Status quo was the message.

"I believe the sense in the room is that Brendan Shanahan and the Department of Player Safety has the confidence of the board of governors,” Bettman said. "He certainly has my confidence. He is doing a good job. My guess is people don't analyze the things he does and the detail that he does. If you studied the videos that he's put online, the specific instances where supplemental discipline is imposed or the more general tapes that he's put online explaining what the standards are of play, people should take a great deal of comfort that we're being extraordinarily proactive. In a game where through the course of a season you have 55,000 hits, as Brendan said today there are probably 50 or 100 that we don't like, but it's again about an ongoing education process. It's about modifying an element of the game's culture and we think we've made positive, dramatic steps forward."

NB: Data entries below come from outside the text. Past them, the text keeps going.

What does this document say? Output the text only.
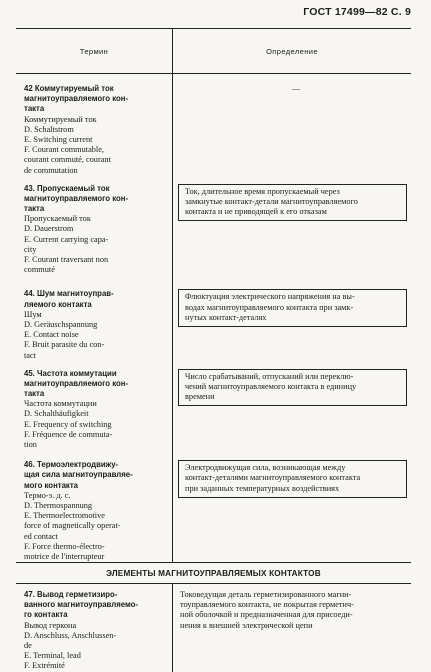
ГОСТ 17499—82 С. 9
Термин	Определение
42 Коммутируемый ток
магнитоуправляемого кон-
такта
Коммутируемый ток
D. Schaltstrom
E. Switching current
F. Courant commutable,
courant commuté, courant
de commutation
—
43. Пропускаемый ток
магнитоуправляемого кон-
такта
Пропускаемый ток
D. Dauerstrom
E. Current carrying capa-
city
F. Courant traversant non
commuté
Ток, длительное время пропускаемый через
замкнутые контакт-детали магнитоуправляемого
контакта и не приводящей к его отказам
44. Шум магнитоуправ-
ляемого контакта
Шум
D. Geräuschspannung
E. Contact noise
F. Bruit parasite du con-
tact
Флюктуация электрического напряжения на вы-
водах магнитоуправляемого контакта при замк-
нутых контакт-деталях
45. Частота коммутации
магнитоуправляемого кон-
такта
Частота коммутации
D. Schalthäufigkeit
E. Frequency of switching
F. Fréquence de commuta-
tion
Число срабатываний, отпусканий или переклю-
чений магнитоуправляемого контакта в единицу
времени
46. Термоэлектродвижу-
щая сила магнитоуправляе-
мого контакта
Термо-э. д. с.
D. Thermospannung
E. Thermoelectromotive
force of magnetically operat-
ed contact
F. Force thermo-électro-
motrice de l'interrupteur
Электродвижущая сила, возникающая между
контакт-деталями магнитоуправляемого контакта
при заданных температурных воздействиях
ЭЛЕМЕНТЫ МАГНИТОУПРАВЛЯЕМЫХ КОНТАКТОВ
47. Вывод герметизиро-
ванного магнитоуправляемо-
го контакта
Вывод геркона
D. Anschluss, Anschlussen-
de
E. Terminal, lead
F. Extrémité
Токоведущая деталь герметизированного магни-
тоуправляемого контакта, не покрытая герметич-
ной оболочкой и предназначенная для присоеди-
нения к внешней электрической цепи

Added Daly, "I think Brendan was able to demonstrate to the board that players as a group are starting to change behavior, and behavior is getting better than when he first took this job. I think the board was very comfortable that we're making progress in this area."


Colin Campbell and Stephen Walkom walked the governors through the new rules and how they’re working so far this season, specifically the uniform rule (no allowing players to tuck in their jersey) and the hybrid icing.

"The learning curve for the hybrid icing has been great, the players are getting it, the officials are getting it,” Walkom said. "In a lot of games you don’t even notice it. On the uniforms, there’s been a real buy-in by almost all the teams through the equipment managers. We’ve only had one penalty [called]. Because we warn them and the players fix it. They’re not intentionally altering their equipment anymore. There’s been a lot of conforming. The players aren’t coming on the ice wanting to break the rule, they’re wanting to wear their uniform properly, which is good for them because it’s safer."

The most popular question on the hybrid icing, Walkom says, is whether there are more icing calls because of it. The answer?

"There’s about one more icing every 9-10 games. That’s it."


The Flyers and fighting have been synonymous for years. So my colleague Craig Custance of ESPN The Magazine certainly took the opportunity when Flyers owner Ed Snider walked by Tuesday to broach the subject with him.

"I don't know that I really want to talk about it that much. I don't like staged fights, never have," Snider said. "I don't like the fact that guys are banging their fists up against helmets and masks. It's a different game."